Bogdanp commented 5 years ago

Are you doing any DB operations inside your tasks? Do you have the AdminMiddleware turned on? If so, maybe try turning it off and see if that helps.

idahogray commented 5 years ago

Thank you, AdminMiddleware was turned on. I turned it off and the timeouts are no longer occurring. Am I doing something wrong to cause this? Should AdminMiddleware not be used during tests?

Bogdanp commented 5 years ago

Hard to say w/o knowing the specifics of what DB you are using. Were these tests using TransactionTestCase?

idahogray commented 5 years ago

Thanks again. Here is my database setup.

DATABASES = {
    'default': {
        'ENGINE': 'django.db.backends.postgresql_psycopg2',
        'NAME': 'approval',
        'USER': 'username',
        'PASSWORD': 'password',
        'HOST': '127.0.0.1',
    }
}

Here are all of my DRAMATIQ settings.

DRAMATIQ_ENCODER = "dramatiq.encoder.PickleEncoder"
DRAMATIQ_TASKS_DATABASE = 'default'
DRAMATIQ_BROKER = {
    "BROKER": "dramatiq.brokers.stub.StubBroker",
    "OPTIONS": {},
    "MIDDLEWARE": [
        "dramatiq.middleware.AgeLimit",
        "dramatiq.middleware.TimeLimit",
        "dramatiq.middleware.Callbacks",
        "dramatiq.middleware.Pipelines",
        "dramatiq.middleware.Retries",
        # "django_dramatiq.middleware.AdminMiddleware",
        "django_dramatiq.middleware.DbConnectionsMiddleware",
    ]
}

The test case in question does inherit from DramatiqTestCase which inherits from TransactionTestCase.

Bogdanp commented 5 years ago

Thanks for the info. I'll try to reproduce this as soon as I can.

wwarne commented 5 years ago

I had similar problem. I use DRF and want to test my api view which sets up a dramatiq task. I use StubBroker and pytest fixtures as said in django_dramatiq docs. Then I run my test it hangs just on the line broker.join('default') I made another test and start using my_task.send() directly to figure it out. At first it hanged too. After reading github issues and docs I did the folowing

It helped and my tests are working as I expected. Maybe it will help the others.

BTW - Thanks a lot for a dramatiq. I just started to use it and it's amazing.

lozhn commented 2 years ago

I simply had a custom retry logic and a task that took long to compute, so it seemed that it hanged, while it was actually just trying to do these 20 long iterations :)

shapiromatron commented 1 year ago

Had this same issue and it took us an afternoon to troubleshoot, thanks @wwarne in https://github.com/Bogdanp/django_dramatiq/issues/32#issuecomment-537369297 - would you accept a PR to update the docs with some of the content here?

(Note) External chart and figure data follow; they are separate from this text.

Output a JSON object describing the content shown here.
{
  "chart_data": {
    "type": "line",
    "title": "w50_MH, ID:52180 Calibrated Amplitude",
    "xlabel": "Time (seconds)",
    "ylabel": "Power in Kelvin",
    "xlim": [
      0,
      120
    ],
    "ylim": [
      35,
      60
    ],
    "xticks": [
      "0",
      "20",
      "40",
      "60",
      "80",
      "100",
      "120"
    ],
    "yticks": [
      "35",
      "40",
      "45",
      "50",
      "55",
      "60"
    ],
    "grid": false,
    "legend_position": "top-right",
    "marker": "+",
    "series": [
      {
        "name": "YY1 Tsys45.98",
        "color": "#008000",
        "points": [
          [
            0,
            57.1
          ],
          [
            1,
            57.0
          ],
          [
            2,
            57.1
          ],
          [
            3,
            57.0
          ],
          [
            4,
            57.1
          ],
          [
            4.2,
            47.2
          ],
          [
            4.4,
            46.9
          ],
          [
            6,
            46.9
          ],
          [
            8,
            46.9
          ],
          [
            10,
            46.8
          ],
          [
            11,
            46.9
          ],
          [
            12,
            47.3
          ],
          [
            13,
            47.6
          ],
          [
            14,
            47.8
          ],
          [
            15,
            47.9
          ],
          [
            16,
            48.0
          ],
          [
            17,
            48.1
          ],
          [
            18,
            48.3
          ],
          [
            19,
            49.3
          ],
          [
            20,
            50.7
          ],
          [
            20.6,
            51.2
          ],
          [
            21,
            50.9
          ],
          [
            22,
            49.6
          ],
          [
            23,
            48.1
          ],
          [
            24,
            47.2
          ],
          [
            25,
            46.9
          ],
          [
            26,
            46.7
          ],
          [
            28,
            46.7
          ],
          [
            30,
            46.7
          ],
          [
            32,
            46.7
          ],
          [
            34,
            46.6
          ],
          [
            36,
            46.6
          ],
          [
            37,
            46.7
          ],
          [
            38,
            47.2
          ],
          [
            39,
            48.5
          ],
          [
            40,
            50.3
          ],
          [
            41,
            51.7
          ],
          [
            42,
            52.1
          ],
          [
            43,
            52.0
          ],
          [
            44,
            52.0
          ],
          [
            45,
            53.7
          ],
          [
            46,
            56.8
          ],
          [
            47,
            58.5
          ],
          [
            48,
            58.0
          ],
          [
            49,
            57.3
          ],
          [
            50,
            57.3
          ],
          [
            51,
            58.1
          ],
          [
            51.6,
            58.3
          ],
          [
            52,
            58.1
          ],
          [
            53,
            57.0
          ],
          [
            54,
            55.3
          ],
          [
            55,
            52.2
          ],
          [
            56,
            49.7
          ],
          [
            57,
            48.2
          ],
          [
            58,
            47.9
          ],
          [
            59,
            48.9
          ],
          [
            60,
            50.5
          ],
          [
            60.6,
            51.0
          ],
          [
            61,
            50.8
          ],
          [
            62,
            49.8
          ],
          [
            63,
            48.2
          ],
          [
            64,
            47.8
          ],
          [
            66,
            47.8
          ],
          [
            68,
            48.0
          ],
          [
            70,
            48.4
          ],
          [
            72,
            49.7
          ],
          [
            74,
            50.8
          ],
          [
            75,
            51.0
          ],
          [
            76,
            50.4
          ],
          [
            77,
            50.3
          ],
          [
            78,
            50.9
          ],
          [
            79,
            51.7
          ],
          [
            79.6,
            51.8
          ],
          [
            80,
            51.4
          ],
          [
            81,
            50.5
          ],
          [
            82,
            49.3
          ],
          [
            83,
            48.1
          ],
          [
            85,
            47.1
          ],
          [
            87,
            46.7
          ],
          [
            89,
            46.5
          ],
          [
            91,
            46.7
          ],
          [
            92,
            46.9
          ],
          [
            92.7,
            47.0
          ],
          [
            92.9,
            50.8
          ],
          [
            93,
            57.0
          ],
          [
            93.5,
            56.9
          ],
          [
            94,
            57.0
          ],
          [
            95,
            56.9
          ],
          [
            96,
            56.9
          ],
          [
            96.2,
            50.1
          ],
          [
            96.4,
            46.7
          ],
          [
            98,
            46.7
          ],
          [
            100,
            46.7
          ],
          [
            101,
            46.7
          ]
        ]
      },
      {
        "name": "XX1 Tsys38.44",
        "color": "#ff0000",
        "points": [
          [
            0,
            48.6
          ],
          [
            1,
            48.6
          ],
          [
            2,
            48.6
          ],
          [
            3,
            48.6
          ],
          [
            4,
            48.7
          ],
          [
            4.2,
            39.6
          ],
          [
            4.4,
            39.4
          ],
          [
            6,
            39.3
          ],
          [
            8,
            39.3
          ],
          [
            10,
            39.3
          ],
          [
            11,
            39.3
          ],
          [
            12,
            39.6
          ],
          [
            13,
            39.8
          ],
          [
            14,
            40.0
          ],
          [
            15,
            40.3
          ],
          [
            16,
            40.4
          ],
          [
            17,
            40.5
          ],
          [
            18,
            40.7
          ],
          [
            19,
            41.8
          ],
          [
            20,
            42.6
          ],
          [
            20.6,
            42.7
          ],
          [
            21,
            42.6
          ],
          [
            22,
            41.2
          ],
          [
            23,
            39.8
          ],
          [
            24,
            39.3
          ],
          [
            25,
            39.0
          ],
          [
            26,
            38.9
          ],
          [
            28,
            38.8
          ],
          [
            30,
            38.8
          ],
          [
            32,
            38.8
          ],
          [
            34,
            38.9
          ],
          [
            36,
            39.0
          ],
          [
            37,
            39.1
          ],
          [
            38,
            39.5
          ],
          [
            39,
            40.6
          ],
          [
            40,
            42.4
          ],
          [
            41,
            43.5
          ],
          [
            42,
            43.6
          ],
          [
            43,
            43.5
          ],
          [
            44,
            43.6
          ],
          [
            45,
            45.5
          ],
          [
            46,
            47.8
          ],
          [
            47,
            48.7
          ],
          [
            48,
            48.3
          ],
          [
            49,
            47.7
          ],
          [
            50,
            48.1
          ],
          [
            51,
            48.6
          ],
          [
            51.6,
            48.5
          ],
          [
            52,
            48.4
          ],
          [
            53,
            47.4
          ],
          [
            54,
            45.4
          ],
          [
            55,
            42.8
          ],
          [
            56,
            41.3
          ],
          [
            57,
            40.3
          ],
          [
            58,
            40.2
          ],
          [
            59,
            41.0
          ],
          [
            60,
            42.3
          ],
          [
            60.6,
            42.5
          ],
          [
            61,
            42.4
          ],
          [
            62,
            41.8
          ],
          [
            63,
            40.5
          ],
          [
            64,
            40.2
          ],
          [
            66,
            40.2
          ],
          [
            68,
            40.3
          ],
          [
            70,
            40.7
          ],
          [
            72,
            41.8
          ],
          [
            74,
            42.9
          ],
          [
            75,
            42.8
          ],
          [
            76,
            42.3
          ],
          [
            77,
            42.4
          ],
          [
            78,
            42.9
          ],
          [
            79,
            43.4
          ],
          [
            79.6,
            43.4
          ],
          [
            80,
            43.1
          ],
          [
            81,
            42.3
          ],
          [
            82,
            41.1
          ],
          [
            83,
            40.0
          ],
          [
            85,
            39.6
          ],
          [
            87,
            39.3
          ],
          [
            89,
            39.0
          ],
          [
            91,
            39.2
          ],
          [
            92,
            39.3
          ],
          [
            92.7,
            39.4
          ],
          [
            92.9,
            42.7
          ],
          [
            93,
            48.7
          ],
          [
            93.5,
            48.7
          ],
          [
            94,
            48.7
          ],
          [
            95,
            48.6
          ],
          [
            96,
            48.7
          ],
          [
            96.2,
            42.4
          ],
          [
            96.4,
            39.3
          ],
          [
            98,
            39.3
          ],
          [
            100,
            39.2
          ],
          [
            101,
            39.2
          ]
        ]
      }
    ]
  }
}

wwarne commented 1 year ago

Very glad it helped!

I'm not sure I understood the part about accepting a PR correctly. Because I, personally, can't accept PR's here. But I suppose @Bogdanp will be glad if you do it. Based on discussions here on Github he seems very opened and communicative person.

@shapiromatron could you please clarify a little?

yujinio commented 1 year ago

I faced the same issue recently and interestingly, as @Bogdanp mentioned:

Are you doing any DB operations inside your tasks? Do you have the AdminMiddleware turned on? If so, maybe try turning it off and see if that helps.

Removing the AdminMiddleware solved the issue, so that I simply removed it from my testing configuration.